Integer. Number of occurrence points to sample.

object

A nicheR_ellipsoid object. Used for context and validation but not directly for sampling — prediction values are taken from virtual_prediction.

virtual_prediction

A data frame containing the prediction surface to sample from, typically the output of predict() on a nicheR_ellipsoid object.

prediction_layer

Character. Name of the column to use as prediction values. Required when virtual_prediction contains multiple prediction columns.

sampling

Character. Sampling strategy. One of "centroid" (default), "edge", or "random". Controls where within the niche points are preferentially drawn from.

method

Character. Weighting method.

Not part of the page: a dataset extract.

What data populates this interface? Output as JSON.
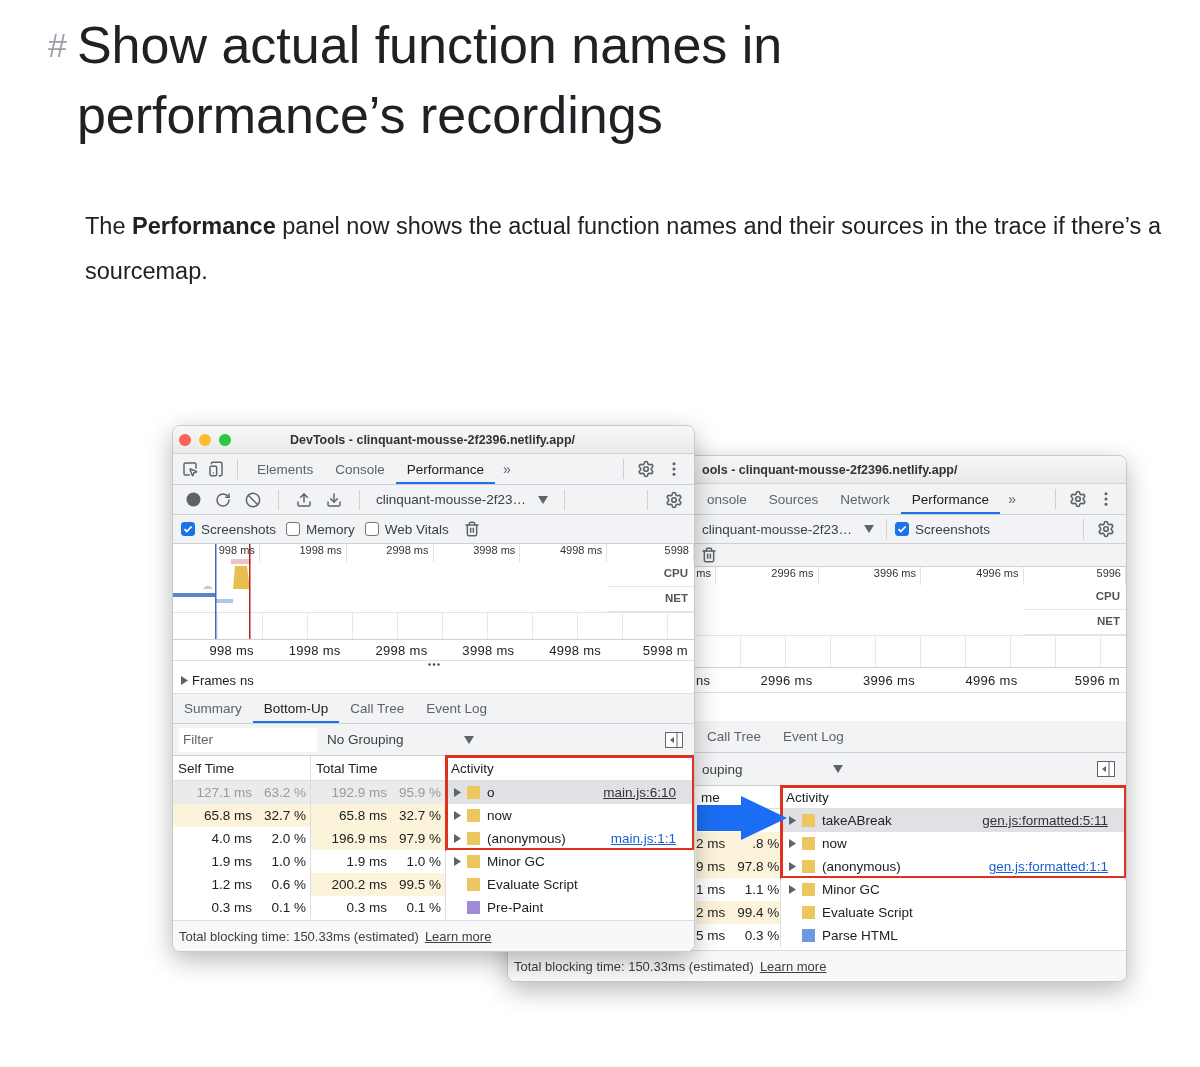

One of "suitability" (default) or "mahalanobis". Must match the type of values in prediction_layer: suitability values must be in [0, 1], Mahalanobis values must be non-negative.

seed

Integer. Random seed for reproducibility. Default is 1.

verbose

Logical. If TRUE (default), prints progress messages.

strict

Logical or NULL. If TRUE, removes NA and zero-valued rows before sampling (recommended with truncated prediction layers). If NULL (default), auto-detected from the layer name and the proportion of zeros and NAs in the prediction values.

Value

A data frame of sampled occurrence points with the same columns as virtual_prediction, minus the internal pred column.

Details

The sampling and method arguments interact to define sampling weights in the same way as sample_data():

  • sampling = "centroid", method = "suitability": weights proportional to suitability — higher near the niche center.

  • sampling = "edge", method = "suitability": weights proportional to \(1 - \text{suitability}\) — higher near the niche boundary.

  • sampling = "centroid", method = "mahalanobis": weights inversely proportional to Mahalanobis distance — higher near the centroid.

  • sampling = "edge", method = "mahalanobis": weights proportional to Mahalanobis distance — higher near the boundary.

  • sampling = "random": equal weights regardless of method.

Auto-detection of strict follows the same logic as sample_data(): it is set to TRUE if the layer name contains "trunc" or if the proportion of zeros or NAs exceeds 25%.

See also

sample_data for spatial sampling from raster or data frame prediction surfaces, sample_biased_data for bias-weighted sampling.